If you want to use my data on ‘debt’ feel free to do so. If you want to use a the Google Trend for a different word, you can download the CSV, edit it to look like mine, and place it in a public Dropbox or some other webserver.
If there is enough interest we can make this data more accessible (if you want to help me with this, an automated Python script that parses the csv returned by Google Trends to the format I posted would be well appreciated).
http://www.nature.com/srep/2013/130425/srep01684/images/srep01684-f3.jpg
For this algorithm, once the weekly average is smaller than the moving average of the delta_t (in this case delta_t == 5 weeks), we buy and hold the S&P500 for one week. If the weekly average is larger than the moving average then we sell and re-buy the S&P500 after one week. The original paper uses the Dow Jones Industrial Average, the S&P500 is highly correlated however.

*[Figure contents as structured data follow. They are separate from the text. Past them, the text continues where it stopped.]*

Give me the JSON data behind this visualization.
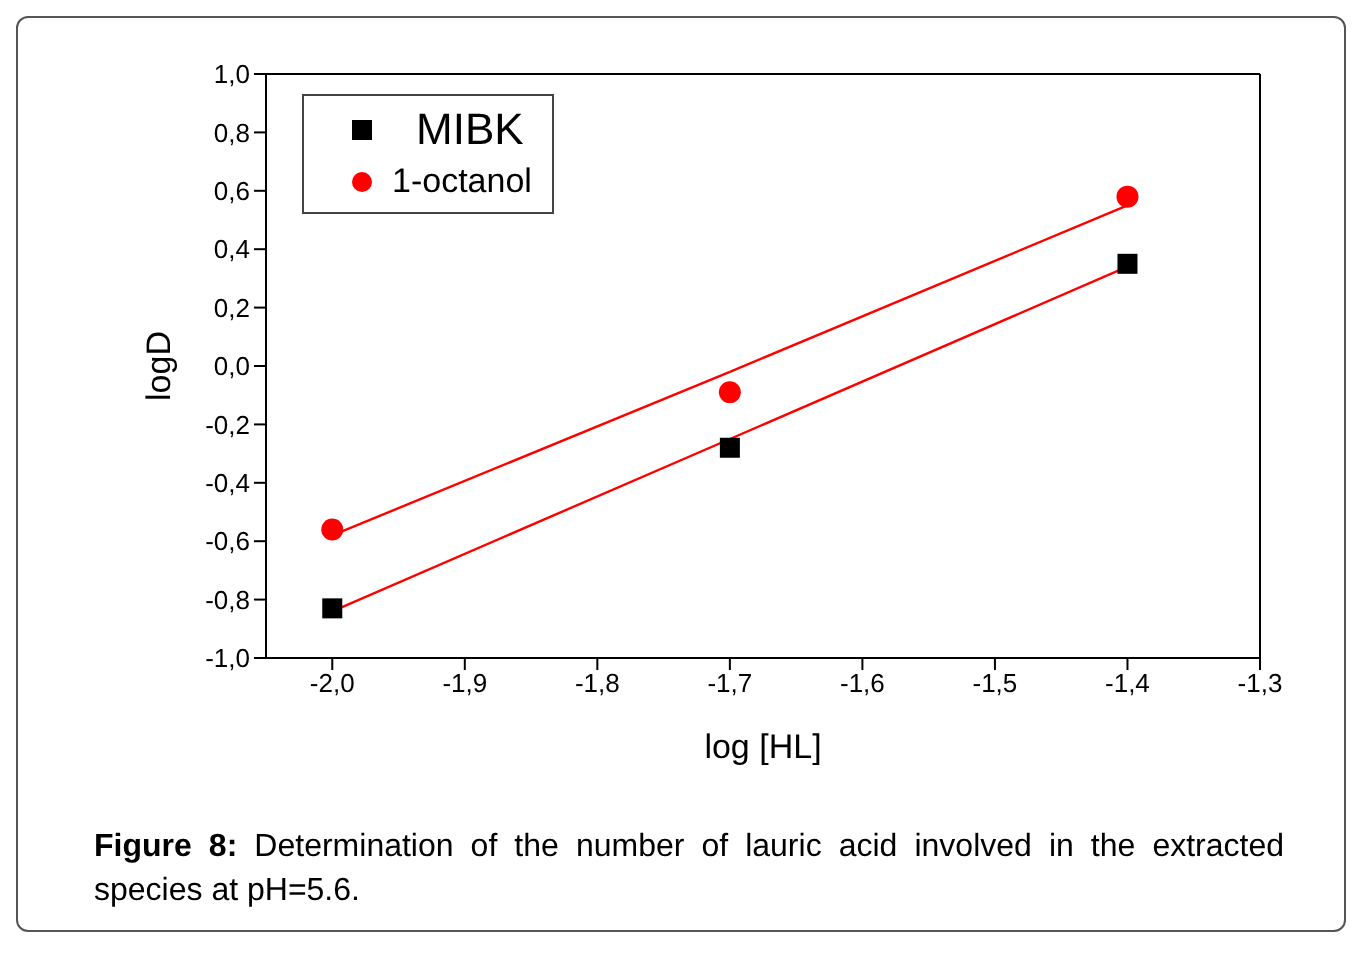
{
  "chart_data": {
    "type": "scatter",
    "xlabel": "log [HL]",
    "ylabel": "logD",
    "xlim": [
      -2.05,
      -1.3
    ],
    "xticks": [
      {
        "value": -2.0,
        "label": "-2,0"
      },
      {
        "value": -1.9,
        "label": "-1,9"
      },
      {
        "value": -1.8,
        "label": "-1,8"
      },
      {
        "value": -1.7,
        "label": "-1,7"
      },
      {
        "value": -1.6,
        "label": "-1,6"
      },
      {
        "value": -1.5,
        "label": "-1,5"
      },
      {
        "value": -1.4,
        "label": "-1,4"
      },
      {
        "value": -1.3,
        "label": "-1,3"
      }
    ],
    "ylim": [
      -1.0,
      1.0
    ],
    "yticks": [
      {
        "value": -1.0,
        "label": "-1,0"
      },
      {
        "value": -0.8,
        "label": "-0,8"
      },
      {
        "value": -0.6,
        "label": "-0,6"
      },
      {
        "value": -0.4,
        "label": "-0,4"
      },
      {
        "value": -0.2,
        "label": "-0,2"
      },
      {
        "value": 0.0,
        "label": "0,0"
      },
      {
        "value": 0.2,
        "label": "0,2"
      },
      {
        "value": 0.4,
        "label": "0,4"
      },
      {
        "value": 0.6,
        "label": "0,6"
      },
      {
        "value": 0.8,
        "label": "0,8"
      },
      {
        "value": 1.0,
        "label": "1,0"
      }
    ],
    "x": [
      -2.0,
      -1.7,
      -1.4
    ],
    "legend": "top left",
    "series": [
      {
        "name": "MIBK",
        "color": "#000000",
        "marker": "square",
        "values": [
          -0.83,
          -0.28,
          0.35
        ]
      },
      {
        "name": "1-octanol",
        "color": "#ff0000",
        "marker": "circle",
        "values": [
          -0.56,
          -0.09,
          0.58
        ]
      },
      {
        "type": "line",
        "color": "#ff0000",
        "marker": "none",
        "values": [
          -0.84,
          -0.25,
          0.34
        ]
      },
      {
        "type": "line",
        "color": "#ff0000",
        "marker": "none",
        "values": [
          -0.58,
          -0.02,
          0.55
        ]
      }
    ],
    "annotations": [
      "Figure 8: Determination of the number of lauric acid involved in the extracted species at pH=5.6."
    ]
  }
}
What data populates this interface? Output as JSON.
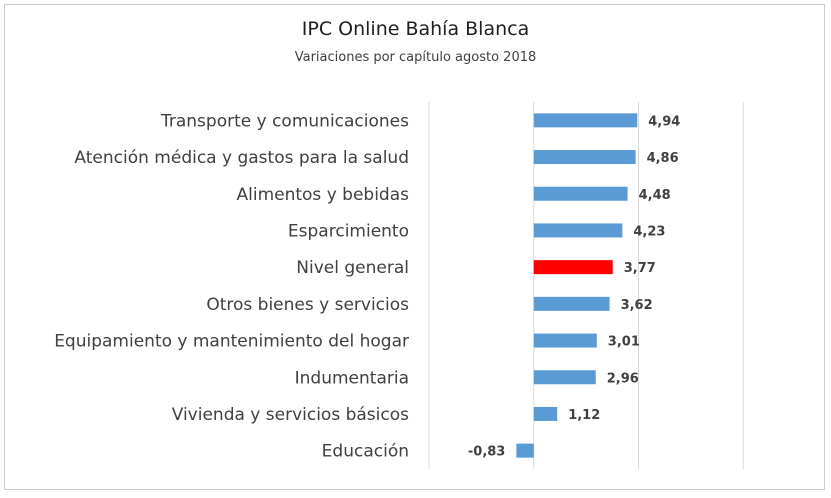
{
  "chart_data": {
    "type": "bar",
    "orientation": "horizontal",
    "title": "IPC Online Bahía Blanca",
    "subtitle": "Variaciones por capítulo agosto 2018",
    "categories": [
      "Transporte y comunicaciones",
      "Atención médica y gastos para la salud",
      "Alimentos y bebidas",
      "Esparcimiento",
      "Nivel general",
      "Otros bienes y servicios",
      "Equipamiento y mantenimiento del hogar",
      "Indumentaria",
      "Vivienda y servicios básicos",
      "Educación"
    ],
    "values": [
      4.94,
      4.86,
      4.48,
      4.23,
      3.77,
      3.62,
      3.01,
      2.96,
      1.12,
      -0.83
    ],
    "value_labels": [
      "4,94",
      "4,86",
      "4,48",
      "4,23",
      "3,77",
      "3,62",
      "3,01",
      "2,96",
      "1,12",
      "-0,83"
    ],
    "highlight": "Nivel general",
    "xlim": [
      -5,
      15
    ],
    "grid": true,
    "colors": {
      "bar": "#5b9bd5",
      "highlight": "#ff0000",
      "grid": "#d9d9d9",
      "text": "#404040"
    }
  }
}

Suggestions for improvement (please post improvements as replies to this thread):
- The authors used many different search queries, listed here . If you upload different queries in the same csv format as I did we can explore those as well.
- delta_t == 3 is what the authors of the paper used. It would be interesting to see how the algorithm performs when this is changed.
- The underlying algorithm is a very basic moving average cross-over. Certainly a more clever strategy might be able to do a much better job.